The test protocol began with 150 to 200 medical imaging studies of varying modalities being sent from virtual devices, this corresponds to approximately 60 GB/hr of image data being sent or approximately 5000 inbound HL7 messages per hour being sent from virtual devices. The nearly 670 GB/hr of image data was being read and requested by the end users and the studies were marked reported then reports and scanned documents were attached to the image data sets and the studies were archived and retrieved.

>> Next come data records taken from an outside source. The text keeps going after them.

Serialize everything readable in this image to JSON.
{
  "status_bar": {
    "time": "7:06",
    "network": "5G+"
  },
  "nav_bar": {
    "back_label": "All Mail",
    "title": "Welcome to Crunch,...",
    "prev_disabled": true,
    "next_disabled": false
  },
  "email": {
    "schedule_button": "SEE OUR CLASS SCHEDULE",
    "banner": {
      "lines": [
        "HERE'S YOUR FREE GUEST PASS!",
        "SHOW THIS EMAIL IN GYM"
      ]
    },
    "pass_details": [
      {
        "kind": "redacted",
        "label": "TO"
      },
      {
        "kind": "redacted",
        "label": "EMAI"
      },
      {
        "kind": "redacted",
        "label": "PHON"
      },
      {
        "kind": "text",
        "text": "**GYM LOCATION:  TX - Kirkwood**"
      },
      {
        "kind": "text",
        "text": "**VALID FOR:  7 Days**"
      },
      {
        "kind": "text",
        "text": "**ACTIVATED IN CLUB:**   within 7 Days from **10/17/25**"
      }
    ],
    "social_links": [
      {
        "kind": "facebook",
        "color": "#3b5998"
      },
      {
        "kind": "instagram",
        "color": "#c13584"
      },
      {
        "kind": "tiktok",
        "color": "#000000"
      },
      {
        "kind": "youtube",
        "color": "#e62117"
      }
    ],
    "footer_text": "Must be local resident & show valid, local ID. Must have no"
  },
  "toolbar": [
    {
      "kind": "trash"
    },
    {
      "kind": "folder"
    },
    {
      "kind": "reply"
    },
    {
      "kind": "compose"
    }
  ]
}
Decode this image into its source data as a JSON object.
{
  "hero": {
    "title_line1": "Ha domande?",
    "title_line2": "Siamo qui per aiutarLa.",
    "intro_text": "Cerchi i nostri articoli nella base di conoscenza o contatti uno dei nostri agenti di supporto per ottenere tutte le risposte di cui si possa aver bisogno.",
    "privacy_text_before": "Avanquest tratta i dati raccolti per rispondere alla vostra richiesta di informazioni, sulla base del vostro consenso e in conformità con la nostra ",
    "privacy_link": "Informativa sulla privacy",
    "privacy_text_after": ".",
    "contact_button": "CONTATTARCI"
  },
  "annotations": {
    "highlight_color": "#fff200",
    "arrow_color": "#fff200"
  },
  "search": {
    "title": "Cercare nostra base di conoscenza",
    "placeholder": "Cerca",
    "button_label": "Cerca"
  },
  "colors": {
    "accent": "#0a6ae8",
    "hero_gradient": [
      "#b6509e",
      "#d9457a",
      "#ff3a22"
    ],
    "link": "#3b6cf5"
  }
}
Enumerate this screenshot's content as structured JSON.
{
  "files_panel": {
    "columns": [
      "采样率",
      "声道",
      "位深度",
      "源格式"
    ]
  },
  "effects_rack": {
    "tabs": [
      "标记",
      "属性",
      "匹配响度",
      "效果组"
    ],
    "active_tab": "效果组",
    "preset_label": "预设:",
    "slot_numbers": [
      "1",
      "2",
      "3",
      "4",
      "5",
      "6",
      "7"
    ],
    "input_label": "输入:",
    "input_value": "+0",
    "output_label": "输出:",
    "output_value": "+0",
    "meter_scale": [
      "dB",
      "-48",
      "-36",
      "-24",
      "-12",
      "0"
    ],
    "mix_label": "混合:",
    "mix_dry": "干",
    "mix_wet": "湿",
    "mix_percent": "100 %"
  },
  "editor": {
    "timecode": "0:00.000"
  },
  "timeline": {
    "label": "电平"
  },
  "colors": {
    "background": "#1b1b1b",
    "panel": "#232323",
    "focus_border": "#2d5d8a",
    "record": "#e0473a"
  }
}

Finally, QA issues were identified and resolved. During the process, the frontend, automated workflow used the McKesson Radiology Station 12.0 user interface and simulated 150 technologists and 390 radiologists’ concurrently accessing the system by working through automated scripts for radiologists and technologists that simulated four different workflows.

Key scalability results

Within two days of the actual testing time, McKesson Radiology 12.0 was running the full 5 million exam load. The system ran for 240 straight hours. Benchmark results collected throughout showed no degradation in performance for most tasks. Overall health of the system was good with no memory leaks or runaway CPU usage. Throughput of storage and network were on par with the expectation of data volume and no bottlenecks were identified.

This test case demonstrates McKesson Radiology’s ability to scale and perform for both small and large customers using real life scenarios and practical test protocols. It also illustrates McKesson’s commitment to Better Health 2020 by ensuring the reliability and scalability of the system to perform in mission critical enterprise environment.